Addie sucked in a slow breath and let it out even slower. Oh, dear Lord, please. Let PawPaw pull through this and let me not throw up now. Everything had happened way too fast. Her mind—and her poor stomach—was still struggling to catch up.
Her own cell phone was in her purse, too. She’d barely remembered to grab it off the front hall table before racing out the door. She needed to get it out and call Carmen in Laramie. But the nurse had said Levi wouldn’t be in the ER for long. They would evaluate his condition and move him over to cardiac care for the next step. Addie was kind of waiting to find out what, exactly, the next step might be so that she could share it with her sister when she broke the terrifying news.
A door opened across the room. The doctor she’d talked to earlier emerged and came toward her.
Addie jumped to her feet, swallowed hard to keep from vomiting all over her boots and demanded, “My grandfather. Is he...?” Somehow she couldn’t quite make herself ask the whole dangerous question.
“He’s all right for now.” The doctor, a tall, thin woman with straight brown hair, spoke to her soothingly. “We’ve done a series of X-rays and given him medications to stabilize him.”
“Stabilize him,” Addie repeated idiotically. “Is that good? That’s good, right?”
“Yes. But his X-rays show that he’s got more than one artery blocked. He’s going to need emergency open-heart surgery. We want to airlift him to Denver, to St. Anne’s Memorial. It’s a Level-One trauma center and they will be fully equipped to give him the specialized care that he needs.”
Her head spun. Denver. Open-heart surgery. How could this be happening? From the moment she’d caught sight of James Bravo tied to a chair in the basement at Red Hill, nothing had seemed real. “But...he’s never been sick a day in his life.”
The doctor spoke gently, “It happens like this sometimes. That’s why they call heart disease the silent killer. Too often, you only know you’ve got a problem when you have a heart attack—but I promise we’re doing everything we can to get him the best care there is. You got him here quickly and that’s a large part of the battle. His chances are good.”
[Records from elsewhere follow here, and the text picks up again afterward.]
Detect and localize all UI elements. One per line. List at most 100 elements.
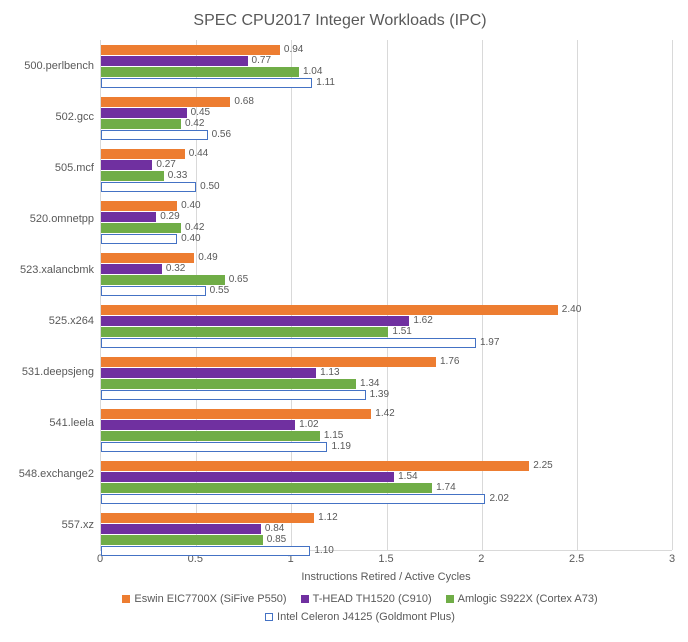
- bar-group: 1.120.840.851.10: [101, 508, 672, 560]
- bar: [101, 56, 248, 66]
- legend-swatch: [301, 595, 309, 603]
- bar-value-label: 0.44: [189, 148, 208, 159]
- bar: [101, 97, 230, 107]
- bar-row: 0.85: [101, 535, 672, 545]
- bar-value-label: 1.34: [360, 378, 379, 389]
- bar: [101, 494, 485, 504]
- bar: [101, 108, 187, 118]
- legend-item: Amlogic S922X (Cortex A73): [446, 593, 598, 605]
- bar: [101, 379, 356, 389]
- y-tick-label: 502.gcc: [8, 91, 100, 142]
- y-axis-labels: 500.perlbench502.gcc505.mcf520.omnetpp 52…: [8, 40, 100, 550]
- bar-row: 0.29: [101, 212, 672, 222]
- bar-group: 0.940.771.041.11: [101, 40, 672, 92]
- legend-item: T-HEAD TH1520 (C910): [301, 593, 432, 605]
- bar-row: 0.65: [101, 275, 672, 285]
- bar-value-label: 2.02: [489, 493, 508, 504]
- bar-value-label: 0.45: [191, 107, 210, 118]
- bar-value-label: 1.11: [316, 77, 335, 88]
- bar-value-label: 1.42: [375, 408, 394, 419]
- bar: [101, 253, 194, 263]
- bar-groups: 0.940.771.041.110.680.450.420.560.440.27…: [101, 40, 672, 550]
- bar-row: 0.50: [101, 182, 672, 192]
- bar-value-label: 1.62: [413, 315, 432, 326]
- bar: [101, 286, 206, 296]
- bar-row: 0.56: [101, 130, 672, 140]
- bar-row: 0.44: [101, 149, 672, 159]
- bar-value-label: 1.97: [480, 337, 499, 348]
- y-tick-label: 525.x264: [8, 295, 100, 346]
- bar: [101, 305, 558, 315]
- bar-group: 0.680.450.420.56: [101, 92, 672, 144]
- bar: [101, 316, 409, 326]
- bar: [101, 420, 295, 430]
- bar-value-label: 1.74: [436, 482, 455, 493]
- bar: [101, 234, 177, 244]
- bar-row: 1.11: [101, 78, 672, 88]
- bar: [101, 149, 185, 159]
- bar: [101, 160, 152, 170]
- legend-label: Intel Celeron J4125 (Goldmont Plus): [277, 611, 455, 623]
- bar-row: 0.32: [101, 264, 672, 274]
- bar: [101, 67, 299, 77]
- bar-row: 0.40: [101, 201, 672, 211]
- bar: [101, 524, 261, 534]
- bar-value-label: 2.40: [562, 304, 581, 315]
- bar: [101, 264, 162, 274]
- bar-value-label: 0.49: [198, 252, 217, 263]
- bar-value-label: 1.10: [314, 545, 333, 556]
- bar-row: 1.02: [101, 420, 672, 430]
- bar: [101, 390, 366, 400]
- bar: [101, 368, 316, 378]
- bar-row: 1.10: [101, 546, 672, 556]
- bar: [101, 182, 196, 192]
- bar-row: 1.42: [101, 409, 672, 419]
- bar-value-label: 0.65: [229, 274, 248, 285]
- bar-row: 0.27: [101, 160, 672, 170]
- bar-value-label: 0.42: [185, 118, 204, 129]
- bar-value-label: 1.02: [299, 419, 318, 430]
- y-tick-label: 520.omnetpp: [8, 193, 100, 244]
- bar-value-label: 0.84: [265, 523, 284, 534]
- bar-value-label: 1.76: [440, 356, 459, 367]
- bar-row: 2.02: [101, 494, 672, 504]
- bar-value-label: 0.85: [267, 534, 286, 545]
- bar-group: 0.440.270.330.50: [101, 144, 672, 196]
- bar-row: 0.55: [101, 286, 672, 296]
- bar-value-label: 0.77: [252, 55, 271, 66]
- bar-row: 2.40: [101, 305, 672, 315]
- gridline: [672, 40, 673, 550]
- bar-row: 1.54: [101, 472, 672, 482]
- legend-swatch: [265, 613, 273, 621]
- bar-group: 0.49 0.32 0.650.55: [101, 248, 672, 300]
- y-tick-label: 505.mcf: [8, 142, 100, 193]
- bar-group: 2.251.54 1.74 2.02: [101, 456, 672, 508]
- y-tick-label: 531.deepsjeng: [8, 346, 100, 397]
- bar: [101, 338, 476, 348]
- y-tick-label: 557.xz: [8, 499, 100, 550]
- bar-row: 1.13: [101, 368, 672, 378]
- bar-group: 2.401.621.511.97: [101, 300, 672, 352]
- bar-value-label: 1.15: [324, 430, 343, 441]
- bar-value-label: 0.32: [166, 263, 185, 274]
- bar-row: 0.68: [101, 97, 672, 107]
- bar-value-label: 0.50: [200, 181, 219, 192]
- bar-group: 1.761.131.341.39: [101, 352, 672, 404]
- legend-label: T-HEAD TH1520 (C910): [313, 593, 432, 605]
- bar: [101, 357, 436, 367]
- bar-value-label: 0.94: [284, 44, 303, 55]
- legend-label: Eswin EIC7700X (SiFive P550): [134, 593, 286, 605]
- bar-row: 1.76: [101, 357, 672, 367]
- plot-area: 0.940.771.041.110.680.450.420.560.440.27…: [100, 40, 672, 551]
- bar-value-label: 0.40: [181, 200, 200, 211]
- bar: [101, 223, 181, 233]
- bar: [101, 472, 394, 482]
- bar-value-label: 1.54: [398, 471, 417, 482]
- legend-item: Intel Celeron J4125 (Goldmont Plus): [265, 611, 455, 623]
- bar-row: 0.40: [101, 234, 672, 244]
- bar-row: 2.25: [101, 461, 672, 471]
- y-tick-label: 500.perlbench: [8, 40, 100, 91]
- bar-value-label: 0.29: [160, 211, 179, 222]
- bar-row: 0.42: [101, 119, 672, 129]
- bar: [101, 546, 310, 556]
Good. His chances were good. Was the doctor just saying that or was it really true? Addie sucked in air slowly and ordered her queasy stomach to settle down. “Can I see my grandfather, please?”
“Of course you can. This way.”
* * *
In the curtained-off cubicle, Addie kissed Levi’s pale, wrinkled cheek and smoothed his wiry white hair and whispered, as much to reassure herself as to comfort him, “PawPaw, I promise you, everything is going to be fine. You’ll be on the mend before you know it.”
Levi only groaned and demanded in a rough whisper, “Where’s James?”
That made her long to start yelling at him again. But he looked so small and shrunken lying there, hooked up to an IV and a bunch of machines that monitored every breath he took, every beat of his overstressed heart. Yelling at him would have to wait until he was better.
Because he would get better. He had to get better. The alternative was simply unthinkable.